Observation data (J2000 epoch)
- Constellation: Ursa Major
- Right ascension: 11^{h} 36^{m} 05^{s}
- Declination: +45° 17′ 02″
- Redshift: 0.000764
- Heliocentric radial velocity: 229 ± 4 km/s
- Distance: 10 Mly (3.2 Mpc)
- Apparent magnitude (V): 14.23
- Apparent magnitude (B): 14.55

Characteristics
- Type: ImIII/BCD

Other designations
- NGC 3741, UGC 6572, MCG +08-21-068, PGC 35878, SDSS J113605.75+451702.9

= NGC 3741 =

Galaxy in the constellation Ursa Major

NGC 3741 is an irregular galaxy in the constellation Ursa Major. It was discovered by John Herschel on March 19, 1828. At a distance of about 10 million light-years (3.2 Mpc), it is located in the M94 Group. It is relatively undisturbed by other galaxies.
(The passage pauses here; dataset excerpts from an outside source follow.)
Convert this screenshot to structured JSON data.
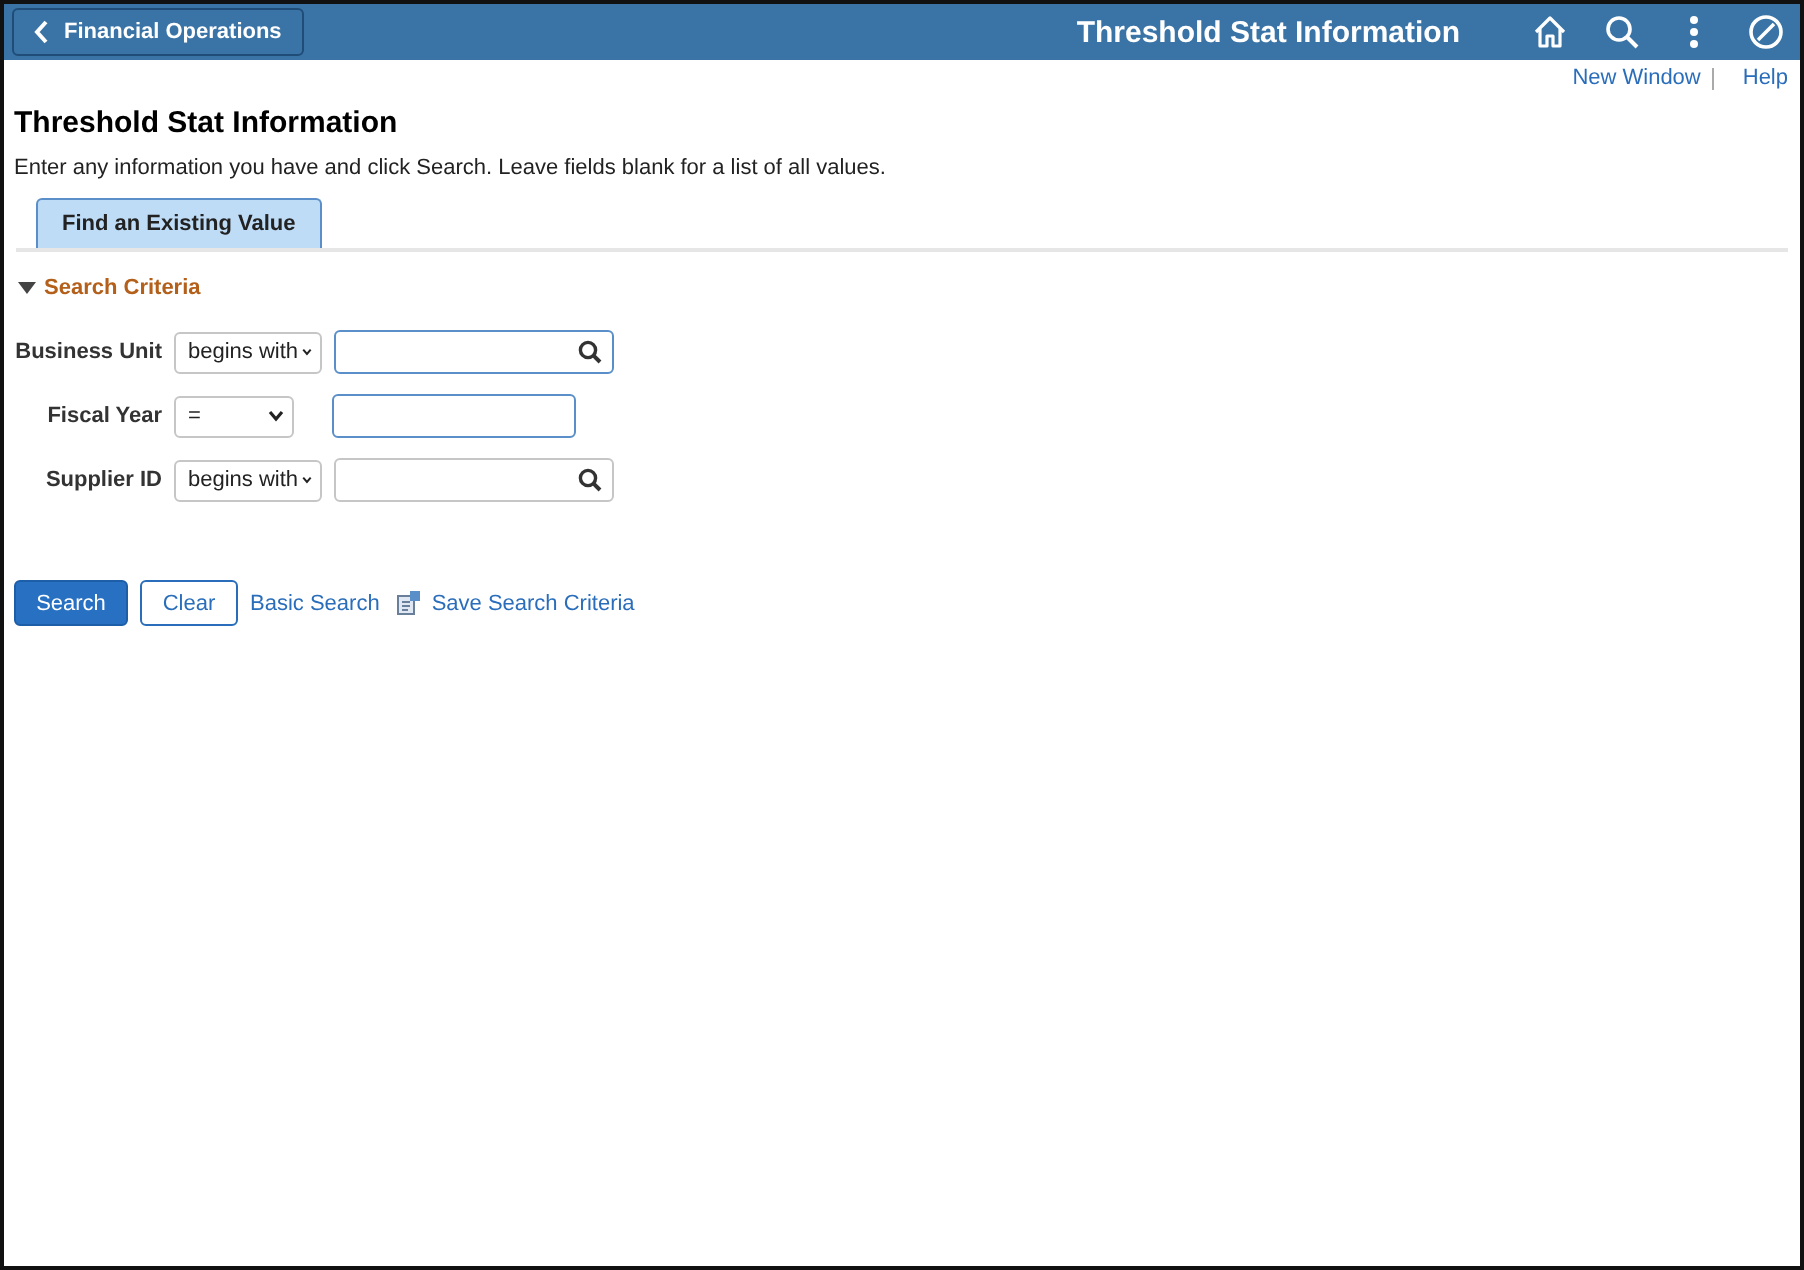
{
  "header": {
    "back_label": "Financial Operations",
    "title": "Threshold Stat Information"
  },
  "links": [
    "New Window",
    "Help"
  ],
  "page": {
    "title": "Threshold Stat Information",
    "instructions": "Enter any information you have and click Search. Leave fields blank for a list of all values."
  },
  "tabs": [
    {
      "label": "Find an Existing Value",
      "selected": true
    }
  ],
  "section": {
    "title": "Search Criteria",
    "expanded": true
  },
  "fields": [
    {
      "label": "Business Unit",
      "operator": "begins with",
      "required": true,
      "lookup": true
    },
    {
      "label": "Fiscal Year",
      "operator": "=",
      "required": true,
      "lookup": false
    },
    {
      "label": "Supplier ID",
      "operator": "begins with",
      "required": false,
      "lookup": true
    }
  ],
  "buttons": {
    "primary": "Search",
    "secondary": "Clear"
  },
  "actions": [
    "Basic Search",
    "Save Search Criteria"
  ]
}
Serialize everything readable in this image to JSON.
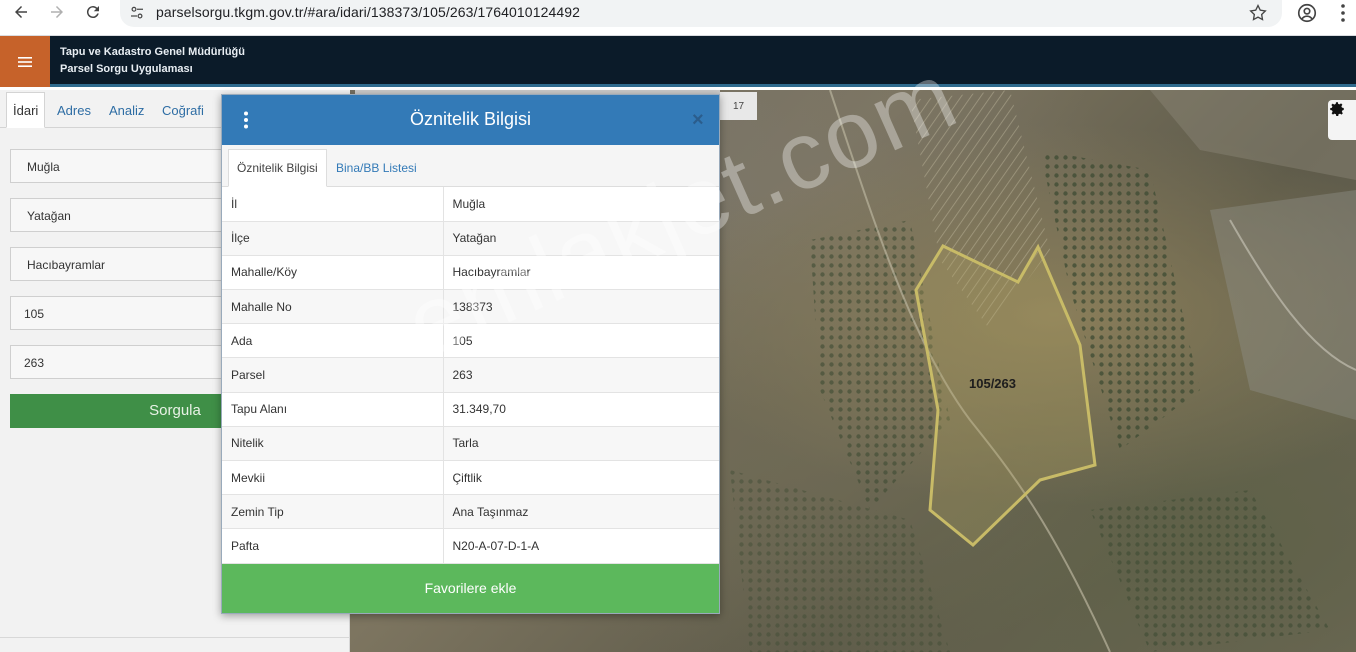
{
  "browser": {
    "url": "parselsorgu.tkgm.gov.tr/#ara/idari/138373/105/263/1764010124492"
  },
  "header": {
    "title_line1": "Tapu ve Kadastro Genel Müdürlüğü",
    "title_line2": "Parsel Sorgu Uygulaması"
  },
  "left_panel": {
    "tabs": [
      {
        "label": "İdari"
      },
      {
        "label": "Adres"
      },
      {
        "label": "Analiz"
      },
      {
        "label": "Coğrafi"
      }
    ],
    "fields": [
      {
        "value": "Muğla"
      },
      {
        "value": "Yatağan"
      },
      {
        "value": "Hacıbayramlar"
      },
      {
        "value": "105"
      },
      {
        "value": "263"
      }
    ],
    "query_button": "Sorgula"
  },
  "map": {
    "scale_label": "17",
    "parcel_label": "105/263",
    "watermark": "emlakjet.com",
    "parcel_outline_color": "#c8bb67"
  },
  "modal": {
    "title": "Öznitelik Bilgisi",
    "close": "×",
    "tabs": [
      {
        "label": "Öznitelik Bilgisi"
      },
      {
        "label": "Bina/BB Listesi"
      }
    ],
    "rows": [
      {
        "key": "İl",
        "value": "Muğla"
      },
      {
        "key": "İlçe",
        "value": "Yatağan"
      },
      {
        "key": "Mahalle/Köy",
        "value": "Hacıbayramlar"
      },
      {
        "key": "Mahalle No",
        "value": "138373"
      },
      {
        "key": "Ada",
        "value": "105"
      },
      {
        "key": "Parsel",
        "value": "263"
      },
      {
        "key": "Tapu Alanı",
        "value": "31.349,70"
      },
      {
        "key": "Nitelik",
        "value": "Tarla"
      },
      {
        "key": "Mevkii",
        "value": "Çiftlik"
      },
      {
        "key": "Zemin Tip",
        "value": "Ana Taşınmaz"
      },
      {
        "key": "Pafta",
        "value": "N20-A-07-D-1-A"
      }
    ],
    "footer_button": "Favorilere ekle"
  },
  "colors": {
    "header_bg": "#0b1b29",
    "menu_accent": "#c6622a",
    "modal_header": "#337ab7",
    "query_button": "#3f8f47",
    "favorite_button": "#5cb85c"
  }
}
NGC 3741 is an unusual galaxy in several aspects. It has a disk of neutral hydrogen (H I) that is extremely wide, extending some 23,000 light-years (7 kpc). The disk is strongly but symmetrically warped. With a mass-to-light ratio of M_{T}/L_{B} ~ 149, it is highly rich in dark matter.

NGC 3741 has a central bar and a faint spiral arm rich in H I. The bar rotates slowly, likely due to interaction with the dark matter. The bar and spiral arms would make NGC 3741 a low-luminosity spiral galaxy. The unusual properties could be explained if NGC 3741 were a late-stage merger between a low-mass companion or if it accreted mass from the intergalactic medium.